We believe the Virtual Observatory approach to the space and solar physics data environment that is proposed here will satisfy the need for finding, accessing, and using solar and space physics data that is expressed in many reports in a way that can be easily extended as data providers add their services and that will scale well with increasing use. The community agrees on the outlines of the basic architecture of what is needed, and it now becomes a matter of bringing existing and proposed VOs and services to a level of utility where we can see what works best. The workshop endorsed the idea of having subfields organize their data and make them available through VxOs that can communicate with other VOs using a common language and communication protocol as much as possible. How the subfields are organized would be determined by the community and the proposals they put forward.

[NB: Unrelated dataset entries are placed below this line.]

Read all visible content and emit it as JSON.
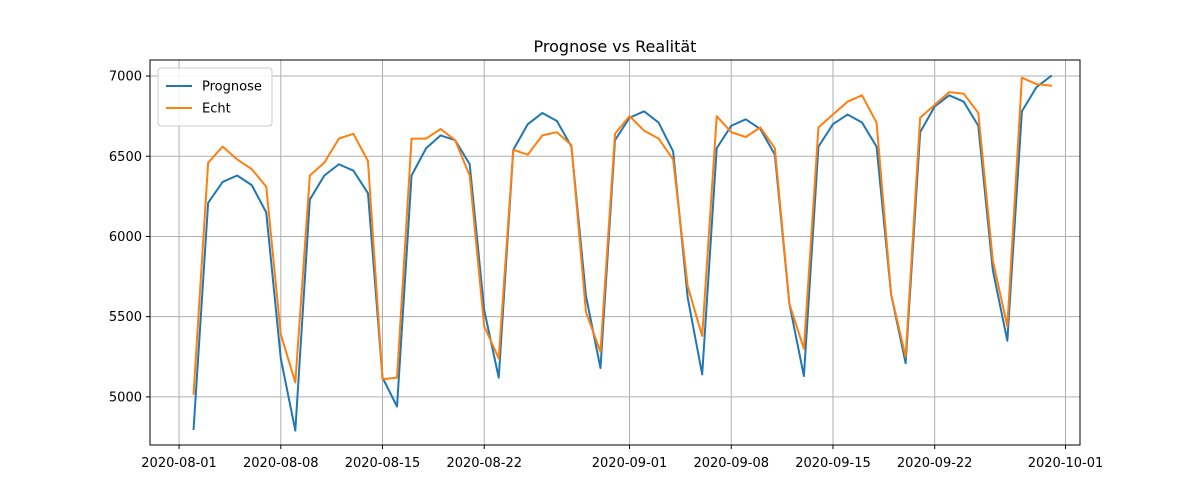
{
  "chart_data": {
    "type": "line",
    "title": "Prognose vs Realität",
    "xlabel": "",
    "ylabel": "",
    "x_start": "2020-07-30",
    "x_end": "2020-10-02",
    "xticks": [
      {
        "date": "2020-08-01",
        "label": "2020-08-01"
      },
      {
        "date": "2020-08-08",
        "label": "2020-08-08"
      },
      {
        "date": "2020-08-15",
        "label": "2020-08-15"
      },
      {
        "date": "2020-08-22",
        "label": "2020-08-22"
      },
      {
        "date": "2020-09-01",
        "label": "2020-09-01"
      },
      {
        "date": "2020-09-08",
        "label": "2020-09-08"
      },
      {
        "date": "2020-09-15",
        "label": "2020-09-15"
      },
      {
        "date": "2020-09-22",
        "label": "2020-09-22"
      },
      {
        "date": "2020-10-01",
        "label": "2020-10-01"
      }
    ],
    "yticks": [
      5000,
      5500,
      6000,
      6500,
      7000
    ],
    "ylim": [
      4700,
      7100
    ],
    "grid": true,
    "legend_position": "top-left",
    "x": [
      "2020-08-02",
      "2020-08-03",
      "2020-08-04",
      "2020-08-05",
      "2020-08-06",
      "2020-08-07",
      "2020-08-08",
      "2020-08-09",
      "2020-08-10",
      "2020-08-11",
      "2020-08-12",
      "2020-08-13",
      "2020-08-14",
      "2020-08-15",
      "2020-08-16",
      "2020-08-17",
      "2020-08-18",
      "2020-08-19",
      "2020-08-20",
      "2020-08-21",
      "2020-08-22",
      "2020-08-23",
      "2020-08-24",
      "2020-08-25",
      "2020-08-26",
      "2020-08-27",
      "2020-08-28",
      "2020-08-29",
      "2020-08-30",
      "2020-08-31",
      "2020-09-01",
      "2020-09-02",
      "2020-09-03",
      "2020-09-04",
      "2020-09-05",
      "2020-09-06",
      "2020-09-07",
      "2020-09-08",
      "2020-09-09",
      "2020-09-10",
      "2020-09-11",
      "2020-09-12",
      "2020-09-13",
      "2020-09-14",
      "2020-09-15",
      "2020-09-16",
      "2020-09-17",
      "2020-09-18",
      "2020-09-19",
      "2020-09-20",
      "2020-09-21",
      "2020-09-22",
      "2020-09-23",
      "2020-09-24",
      "2020-09-25",
      "2020-09-26",
      "2020-09-27",
      "2020-09-28",
      "2020-09-29",
      "2020-09-30"
    ],
    "series": [
      {
        "name": "Prognose",
        "color": "#1f77b4",
        "values": [
          4800,
          6210,
          6340,
          6380,
          6320,
          6150,
          5240,
          4790,
          6230,
          6380,
          6450,
          6410,
          6270,
          5120,
          4940,
          6380,
          6550,
          6630,
          6600,
          6450,
          5540,
          5120,
          6540,
          6700,
          6770,
          6720,
          6560,
          5630,
          5180,
          6600,
          6740,
          6780,
          6710,
          6530,
          5620,
          5140,
          6550,
          6690,
          6730,
          6670,
          6510,
          5580,
          5130,
          6560,
          6700,
          6760,
          6710,
          6560,
          5640,
          5210,
          6650,
          6810,
          6880,
          6840,
          6690,
          5790,
          5350,
          6780,
          6930,
          7000
        ]
      },
      {
        "name": "Echt",
        "color": "#ff7f0e",
        "values": [
          5020,
          6460,
          6560,
          6480,
          6420,
          6310,
          5390,
          5090,
          6380,
          6460,
          6610,
          6640,
          6470,
          5110,
          5120,
          6610,
          6610,
          6670,
          6600,
          6380,
          5440,
          5240,
          6540,
          6510,
          6630,
          6650,
          6570,
          5530,
          5280,
          6640,
          6750,
          6660,
          6610,
          6480,
          5690,
          5380,
          6750,
          6650,
          6620,
          6680,
          6550,
          5580,
          5300,
          6680,
          6760,
          6840,
          6880,
          6710,
          5640,
          5250,
          6740,
          6820,
          6900,
          6890,
          6770,
          5850,
          5440,
          6990,
          6950,
          6940
        ]
      }
    ]
  }
}
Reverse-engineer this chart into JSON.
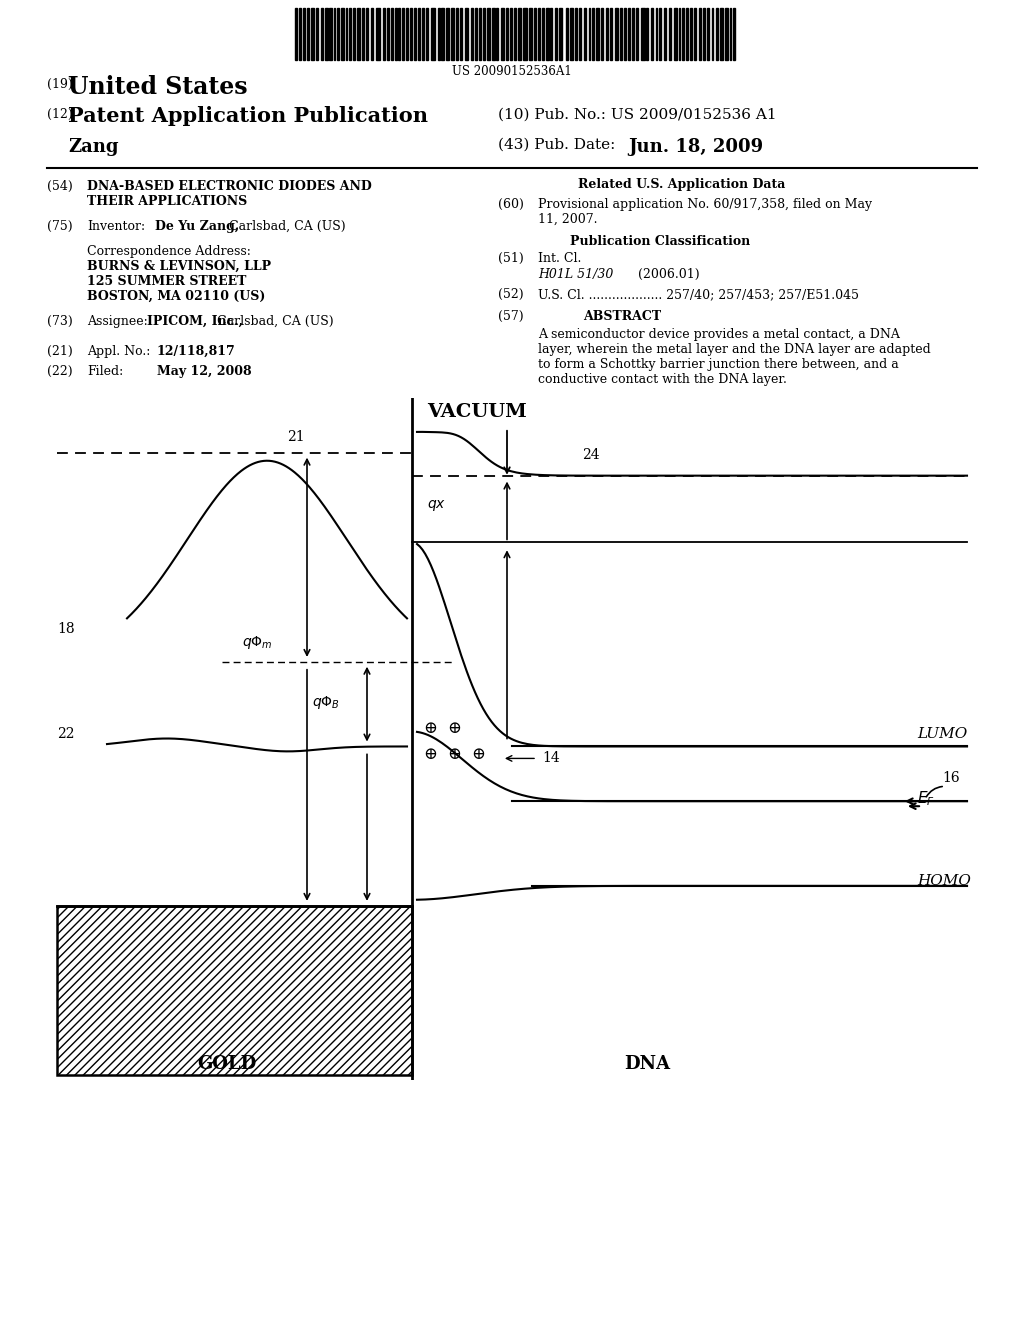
{
  "bg_color": "#ffffff",
  "barcode_text": "US 20090152536A1",
  "header_19": "(19)",
  "header_us": "United States",
  "header_12": "(12)",
  "header_pat": "Patent Application Publication",
  "header_10_label": "(10) Pub. No.: US 2009/0152536 A1",
  "header_zang": "Zang",
  "header_43_label": "(43) Pub. Date:",
  "header_date": "Jun. 18, 2009",
  "f54_label": "(54)",
  "f54_line1": "DNA-BASED ELECTRONIC DIODES AND",
  "f54_line2": "THEIR APPLICATIONS",
  "f75_label": "(75)",
  "f75_key": "Inventor:",
  "f75_name": "De Yu Zang,",
  "f75_loc": "Carlsbad, CA (US)",
  "corr_line0": "Correspondence Address:",
  "corr_line1": "BURNS & LEVINSON, LLP",
  "corr_line2": "125 SUMMER STREET",
  "corr_line3": "BOSTON, MA 02110 (US)",
  "f73_label": "(73)",
  "f73_key": "Assignee:",
  "f73_name": "IPICOM, Inc.,",
  "f73_loc": "Carlsbad, CA (US)",
  "f21_label": "(21)",
  "f21_key": "Appl. No.:",
  "f21_val": "12/118,817",
  "f22_label": "(22)",
  "f22_key": "Filed:",
  "f22_val": "May 12, 2008",
  "related_title": "Related U.S. Application Data",
  "f60_label": "(60)",
  "f60_line1": "Provisional application No. 60/917,358, filed on May",
  "f60_line2": "11, 2007.",
  "pubclass_title": "Publication Classification",
  "f51_label": "(51)",
  "f51_key": "Int. Cl.",
  "f51_italic": "H01L 51/30",
  "f51_year": "(2006.01)",
  "f52_label": "(52)",
  "f52_val": "U.S. Cl. ................... 257/40; 257/453; 257/E51.045",
  "f57_label": "(57)",
  "f57_title": "ABSTRACT",
  "f57_line1": "A semiconductor device provides a metal contact, a DNA",
  "f57_line2": "layer, wherein the metal layer and the DNA layer are adapted",
  "f57_line3": "to form a Schottky barrier junction there between, and a",
  "f57_line4": "conductive contact with the DNA layer.",
  "diag_vacuum": "VACUUM",
  "diag_gold": "GOLD",
  "diag_dna": "DNA",
  "diag_lumo": "LUMO",
  "diag_ef": "$E_F$",
  "diag_homo": "HOMO",
  "diag_qphim": "$q\\Phi_m$",
  "diag_qphib": "$q\\Phi_B$",
  "diag_qx": "$qx$",
  "diag_21": "21",
  "diag_18": "18",
  "diag_22": "22",
  "diag_24": "24",
  "diag_14": "14",
  "diag_16": "16"
}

Ten years from now, we would like to have a data environment in which sharing and trading of resources between communities is commonplace. Some resources such as, perhaps, storage and various kinds of processing may be outsourced to specialty industrial or other group suppliers on a highly interconnected Grid. Many more operations will be automated, including aspects of data processing, registry updating, format translation, and other "mundane" tasks. Investigators should spend very little time finding and preparing resources, leaving most of their time available to determining relationships between and mechanisms for the fundamental phenomena we wish to study. Enabling tools should become more practical when, for example, Grid software is packaged as standard within Linux, Windows, etc., and integrated into IDL and other applications. We believe that the idea of Virtual Observatories will provide the framework for this vision to be realized.